According to Peter, those who have emergency money are much less likely to fall into debt.
"For those who have emergency savings, this downturn is the rainy day that came. And for those that don't, it's good to make a plan for the future and start saving now so you're better prepared to weather future storms. In terms of regaining or starting your backup funds, have a plan for what to do with your money when you get paid and stick to it.
"A portion should go to fixed expenditure, discretionary spend and the rest to savings. With discipline, you'll be sure you replenish your savings in no time," says Peter.
2) Pay down debt
When it comes to debt, there's 'good debt' and 'bad debt'. Good debt is considered tax deductible whereas bad debt is non-deductible.
Bad debt is commonly associated with personal debt, for example overdue credit card bills, unpaid fines, or a car loan.
"In a downturn, you typically see low interest rates, which makes it a good time to pay off your debt quicker. Have a plan for your debt repayment that balances your need for lifestyle, as well as making as many extra repayments as possible," says Peter.
To figure out if you can afford to top up your debt repayments, add up all your current monthly expenses, including debts, and subtract that number from your monthly income. If you still have money left over, consider adding a percentage of that to your regular debt repayments.
If you have a home loan, thinking about taking advantage of lower interest rates by packaging all of your existing 'bad' debts (e.g. credit cards, car and personal loans) into your mortgage, so that all your debts are gradually paid off through your regular mortgage repayment, which is likely to have a lower interest rate.
3) Keep investing
In a recession, some asset classes are hit harder than others, so it's important to reassess your investment portfolio, cut any dead weight and reinvest where there's opportunity to grow.
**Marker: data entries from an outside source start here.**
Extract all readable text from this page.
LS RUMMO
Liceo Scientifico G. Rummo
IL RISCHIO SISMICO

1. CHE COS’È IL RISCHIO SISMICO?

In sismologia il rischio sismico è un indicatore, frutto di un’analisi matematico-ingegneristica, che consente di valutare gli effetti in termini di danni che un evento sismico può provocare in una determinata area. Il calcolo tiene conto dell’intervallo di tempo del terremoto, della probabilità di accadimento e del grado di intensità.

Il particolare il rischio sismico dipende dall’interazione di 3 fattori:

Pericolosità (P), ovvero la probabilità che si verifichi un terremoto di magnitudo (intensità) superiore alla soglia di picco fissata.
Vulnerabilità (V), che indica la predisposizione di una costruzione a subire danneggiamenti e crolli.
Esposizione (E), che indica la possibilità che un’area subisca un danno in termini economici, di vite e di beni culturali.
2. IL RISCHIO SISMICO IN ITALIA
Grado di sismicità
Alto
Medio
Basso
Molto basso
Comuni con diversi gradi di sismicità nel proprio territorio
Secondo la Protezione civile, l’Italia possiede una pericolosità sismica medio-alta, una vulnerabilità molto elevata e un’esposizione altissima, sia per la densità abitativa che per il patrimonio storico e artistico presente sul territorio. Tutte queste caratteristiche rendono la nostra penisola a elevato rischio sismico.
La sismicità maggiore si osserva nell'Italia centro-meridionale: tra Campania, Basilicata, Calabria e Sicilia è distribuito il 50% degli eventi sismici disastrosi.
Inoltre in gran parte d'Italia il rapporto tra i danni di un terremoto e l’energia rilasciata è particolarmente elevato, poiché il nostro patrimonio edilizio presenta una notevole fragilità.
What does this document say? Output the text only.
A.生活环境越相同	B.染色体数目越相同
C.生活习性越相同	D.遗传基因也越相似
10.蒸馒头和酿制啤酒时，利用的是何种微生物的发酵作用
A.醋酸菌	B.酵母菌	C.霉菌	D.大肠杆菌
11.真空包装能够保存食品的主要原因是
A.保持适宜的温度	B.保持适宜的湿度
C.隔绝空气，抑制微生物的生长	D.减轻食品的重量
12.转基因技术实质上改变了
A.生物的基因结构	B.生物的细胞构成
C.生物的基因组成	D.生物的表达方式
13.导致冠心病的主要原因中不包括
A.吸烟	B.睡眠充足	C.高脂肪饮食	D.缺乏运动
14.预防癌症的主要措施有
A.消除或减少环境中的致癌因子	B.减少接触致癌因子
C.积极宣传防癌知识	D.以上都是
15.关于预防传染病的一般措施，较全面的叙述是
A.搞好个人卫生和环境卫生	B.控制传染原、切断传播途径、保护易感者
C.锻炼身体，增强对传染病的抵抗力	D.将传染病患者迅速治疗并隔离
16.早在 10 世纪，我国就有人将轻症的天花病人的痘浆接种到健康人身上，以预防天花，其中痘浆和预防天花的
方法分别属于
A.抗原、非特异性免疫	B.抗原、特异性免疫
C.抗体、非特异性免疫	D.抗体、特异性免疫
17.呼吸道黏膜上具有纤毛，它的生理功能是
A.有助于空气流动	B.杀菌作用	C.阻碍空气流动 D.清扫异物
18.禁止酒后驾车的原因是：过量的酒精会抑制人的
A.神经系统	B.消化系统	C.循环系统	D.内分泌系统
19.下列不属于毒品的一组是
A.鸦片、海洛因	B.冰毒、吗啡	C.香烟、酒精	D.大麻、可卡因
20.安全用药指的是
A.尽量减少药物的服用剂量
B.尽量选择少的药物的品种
However, it's important to know whether you're holding assets that are having temporary negative returns, or whether there's a broader and more permanent issue. If you're unsure about your investment performance, it's important to seek advice.
If you're a share investor thinking of exploring new avenues, 'safe industries' or blue-chip stocks are a good option for those looking for a 'slow and steady' approach. With this strategy, it's important to adopt a long-term mindset – your investments may increase or decrease overnight, so try to stay away from focusing on the day-to-day price movements.
"When considering companies for investment, consider those that have strong underlying fundamentals such as good leadership and a healthy balance sheet. When thinking about sectors, consider those with factors that will support good returns, such as demographic trends that will support the business model of companies in that sector and insulate your investment against downturns. For example, healthcare," explains Peter.
4) Invest in yourself
COVID-19 has accelerated new ways of working, and as a result, caused a shift of in-demand skills currently needed in the workforce. With these rapid changes occurring, it's an ideal time to diversify or up your skillset and increase your employability.
Digital skills in particular are increasingly in demand. There are plenty of short to long-term training courses on offer, including Microsoft Learn and General Assembly, which are available to attend online outside of regular work hours.
Another way to invest in yourself is to increase your retirement savings. Most employers are able to set up a salary sacrifice arrangement with your super fund. This involves taking a slice of your pre-tax pay packet and diverting it to your super account. There are also tax benefits to salary sacrificing into your super fund.
5) Invest in property
With mortgage rates low and affordability looking better than during the GFC, buying a property could help you get ahead financially.
While buying an investment property can deliver financial benefits through capital growth and rental income, property investors need to consider how their purchase fits into their immediate financial and life goals, too.
"Choosing how much to invest versus save is a personal choice. It comes down to understanding what your goals are and having a strategy to meet and complement them," Peter concludes.
The opinions expressed in this article are the opinions of the author(s) and not necessarily those of State Custodians. The above is general commentary only and is not advice tailored to any individual's financial situation. We recommend seeking advice from an insurance or finance professional before implementing changes relating to your finances.